Oil was off more than $6 a barrel in midday trading on the New York Mercantile Exchange before recovering slightly to settle at $136.04. Over the past two days, oil has skidded more than $9, the biggest decline since March.
Analysts attributed the slide to a number of other factors, including a stronger U.S. dollar and calmer rhetoric in the international dispute over Iran's nuclear plans. Iranian President Mahmoud Ahmadinejad yesterday publicly dismissed the possibility of war with the United States and Israel over his country's nuclear program. Analysts said concerns over a possible military strike against Iran, a major petroleum producer, had earlier helped drive up the price of oil.
Stocks rallied in response to the plummeting oil prices. The Dow Jones industrial average closed up 152.25 points, or 1.36 percent, to 11,384.21. The Standard & Poor's 500-stock index grew by 21.39, or 1.71 percent, to 1273.70, while the tech-heavy Nasdaq climbed by 51.12 points, or 2.28 percent, to close at 2294.44.
"The good news is, oil prices declined sharply," said John Lonski, chief economist for Moody's Investors Services. "The bad news is, it was expectations of a slower global economy that drove prices lower."
Lonski pointed to the J.P. Morgan Global Purchasing Managers Indices, or PMI, as evidence of the worldwide economic slowdown responsible for the drop in demand. The PMI measures the economic growth rate in the manufacturing and services sectors. The latest index, released Thursday, ranked global manufacturing at its lowest level since June 2003. Estimated global GDP growth also clocked in at its lowest since the first quarter of 2003.
"The latest PMI data signaled that the global service sector took a turn for the worse in June, with activity and new business declining for the first time in five months and leading to further job losses," wrote David Hensley, director of global economics coordination at J.P. Morgan Chase.

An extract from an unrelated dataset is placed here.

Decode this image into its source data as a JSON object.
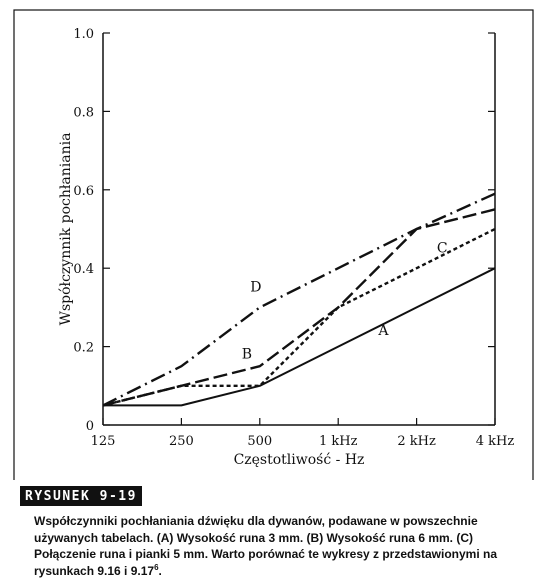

A monthly report published yesterday by the Energy Information Administration, part of the U.S. Department of Energy, predicted that total U.S. consumption would shrink by 400,000 barrels a day in 2008, a sharper drop than expected in the previous month's report.
The slowing economic activity has also reduced demand for other commodities, whose prices dropped across the board yesterday. For instance, copper futures fell 4 percent and corn futures by 3.3 percent. For traders who have been betting on rising commodity prices over recent months, the reversal was a painful blow.
"It's a tough environment," said Andrew Brooks, head of U.S. commodity trading at T. Rowe Price. "There's a lot of emotion, there's a lot of huge volatility, and it's kind of challenging to figure out how to play here, or how to sort through all the emotion, if you will, and the psychology."
Despite the sharp drop in oil prices this week, the decline did little to reverse the run-up of recent months. The spot market price for oil yesterday is still $68.58 higher than a year ago.
And some analysts predict prices will go higher, despite softening demand in the United States and other industrialized countries, because of mounting demand in China, India and other developing nations.
"There's a bigger picture emerging, said Jeff Rubin, chief economist at CIBC World Markets. "That big picture is going to see oil prices continue to rise despite the fact that the U.S. has already seen peak demand. And by peak demand, I mean that, in five years from now, the U.S. economy is going to consume less oil than it does today."